At its core, a series is a function that takes a bundle and returns a number. In a graph, you would plot the values of a series on the y-axis.

There are many built-in series included in RUM Distiller, but you can also implement your own custom series.

Once you have a series defined, you can add it to a DataChunks object using the addSeries method.

Groups

A group is a way to group data into a set of buckets. The most common type of grouping is to group by time, but you can also group by other dimensions, if needed.

In a graph, you would plot the values of a group on the y-axis. In practice, many charts such as pie charts, or most bar charts do not require a group.

Programmatically, a group is a function that takes a bundle and returns a string.

Facets

A facet is a way to filter data.
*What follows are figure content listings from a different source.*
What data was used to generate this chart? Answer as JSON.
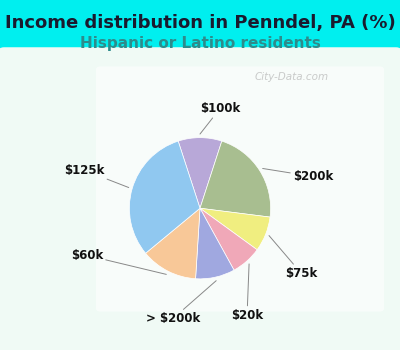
{
  "title": "Income distribution in Penndel, PA (%)",
  "subtitle": "Hispanic or Latino residents",
  "background_color": "#00EFEF",
  "title_color": "#1a1a2e",
  "subtitle_color": "#2e8b8b",
  "slices": [
    {
      "label": "$100k",
      "value": 10,
      "color": "#b8a8d8"
    },
    {
      "label": "$200k",
      "value": 22,
      "color": "#a8be90"
    },
    {
      "label": "$75k",
      "value": 8,
      "color": "#f0ee80"
    },
    {
      "label": "$20k",
      "value": 7,
      "color": "#f0a8b8"
    },
    {
      "label": "> $200k",
      "value": 9,
      "color": "#a0a8e0"
    },
    {
      "label": "$60k",
      "value": 13,
      "color": "#f8c898"
    },
    {
      "label": "$125k",
      "value": 31,
      "color": "#90c8f0"
    }
  ],
  "title_fontsize": 13,
  "subtitle_fontsize": 11,
  "label_fontsize": 8.5,
  "watermark": "City-Data.com",
  "startangle": 108
}
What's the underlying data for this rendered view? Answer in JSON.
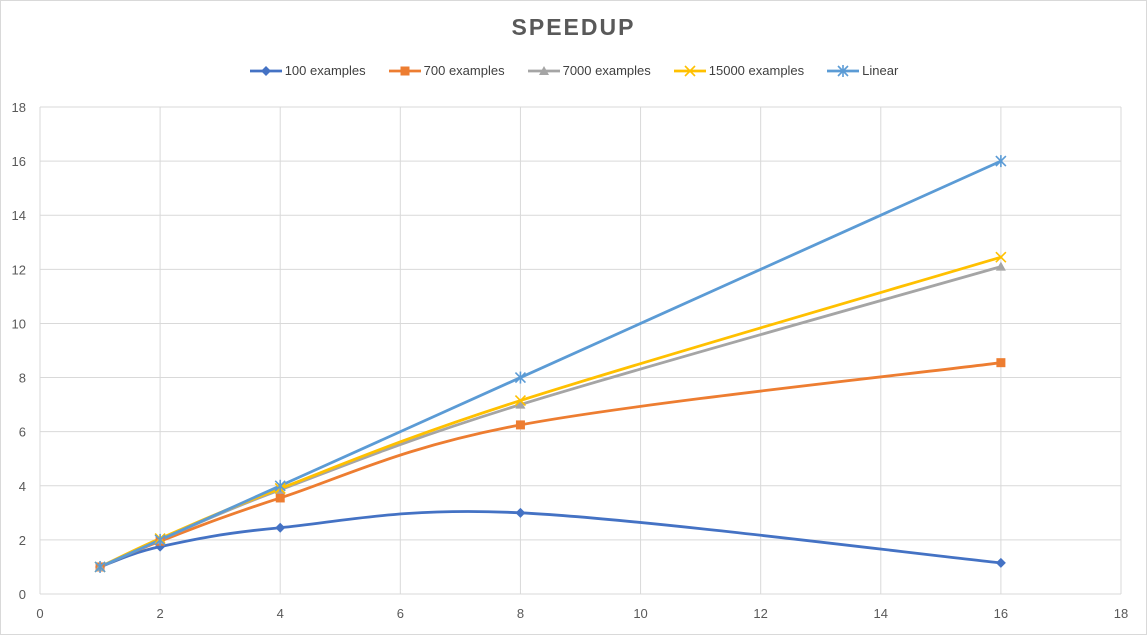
{
  "chart_data": {
    "type": "line",
    "title": "SPEEDUP",
    "xlabel": "",
    "ylabel": "",
    "xlim": [
      0,
      18
    ],
    "ylim": [
      0,
      18
    ],
    "xticks": [
      "0",
      "2",
      "4",
      "6",
      "8",
      "10",
      "12",
      "14",
      "16",
      "18"
    ],
    "yticks": [
      "0",
      "2",
      "4",
      "6",
      "8",
      "10",
      "12",
      "14",
      "16",
      "18"
    ],
    "grid": true,
    "legend_position": "top-center",
    "smoothed": true,
    "series": [
      {
        "name": "100 examples",
        "color": "#4472C4",
        "marker": "diamond",
        "x": [
          1,
          2,
          4,
          8,
          16
        ],
        "y": [
          1.0,
          1.75,
          2.45,
          3.0,
          1.15
        ]
      },
      {
        "name": "700 examples",
        "color": "#ED7D31",
        "marker": "square",
        "x": [
          1,
          2,
          4,
          8,
          16
        ],
        "y": [
          1.0,
          1.95,
          3.55,
          6.25,
          8.55
        ]
      },
      {
        "name": "7000 examples",
        "color": "#A5A5A5",
        "marker": "triangle",
        "x": [
          1,
          2,
          4,
          8,
          16
        ],
        "y": [
          1.0,
          2.0,
          3.85,
          7.0,
          12.1
        ]
      },
      {
        "name": "15000 examples",
        "color": "#FFC000",
        "marker": "x",
        "x": [
          1,
          2,
          4,
          8,
          16
        ],
        "y": [
          1.0,
          2.05,
          3.9,
          7.15,
          12.45
        ]
      },
      {
        "name": "Linear",
        "color": "#5B9BD5",
        "marker": "star",
        "x": [
          1,
          2,
          4,
          8,
          16
        ],
        "y": [
          1,
          2,
          4,
          8,
          16
        ]
      }
    ]
  }
}
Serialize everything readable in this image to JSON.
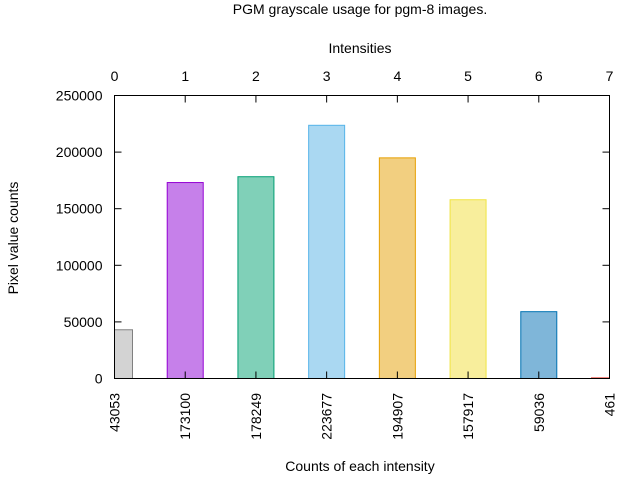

For each facet type, there can be multiple facet values and each bundle can satisfy multiple facets values for a given facet type. Most applications define up to a dozen or so facet types.

When filtering, different facets are combined using logical AND, meaning that all facets must be satisfied for a bundle to be included in the result set.

When there are multiple filter values given for one facet type, the facet's combiner decides if it is sufficent if a bundle matches some or every value.

Facets are defined using the addFacet method and a facet value function takes a bundle and returns either a string or an array of strings.

Normally, all facet values are treated as discrete values, but it is possible to turn discrete values into ranges by creating a histogram facet.

Histogram Facets

A histogram facet is a facet that groups data into buckets, based on the values of a base facet.

You can create a histogram facet using the addHistogramFacet method.

A histogram facet is based on an existing facet that returns numeric values. It will then group the data into buckets, each bucket having a lower and upper limit. Each bucket will contain roughly the same number of values, so that the histogram is evenly distributed, and appying a filter on the histogram facet will take good slice of the data.

Filtering

Once the shape of the data is defined, we can query the data using the filter, totals, and facets views. The most fundamental method is to filter.

A filter definition is entirely declarative, so that you do not need to write any imperative code anymore, as this has been handled by the creation of your facets before.

A filter declaration is an object that maps from facet names to either a single value or an array of values. The filter will return all bundles that satisfy each of the facet's value filters, using the combiner to deal with multiple values.

You can apply a filter to a DataChunks object using the filter setter.

// set up the dataChunks
const data = new DataChunks();

// add some data
data.addData(bundles);

// filter the data
data.filter = {
  "device.type": ["desktop", "mobile"],
  "page.path": ["/home", "/about"],
};
// all subsequent calls to data will use this filter

Totals

Remember the metrics that we defined before? The totals view will calculate the metrics for the current filter. The type of these totals is an Aggregate object.

// calculate the totals
const totalPageViews = data.totals.pageViews.sum;

If we have set up a pageViews series, this will be the total number of page views. In addition to getting the sum, we can also get the mean (average), min, max, median, stddev (standard deviation), and percentiles (any arbitrary percentile, e.g. 50th, 90th, 99th percentiles).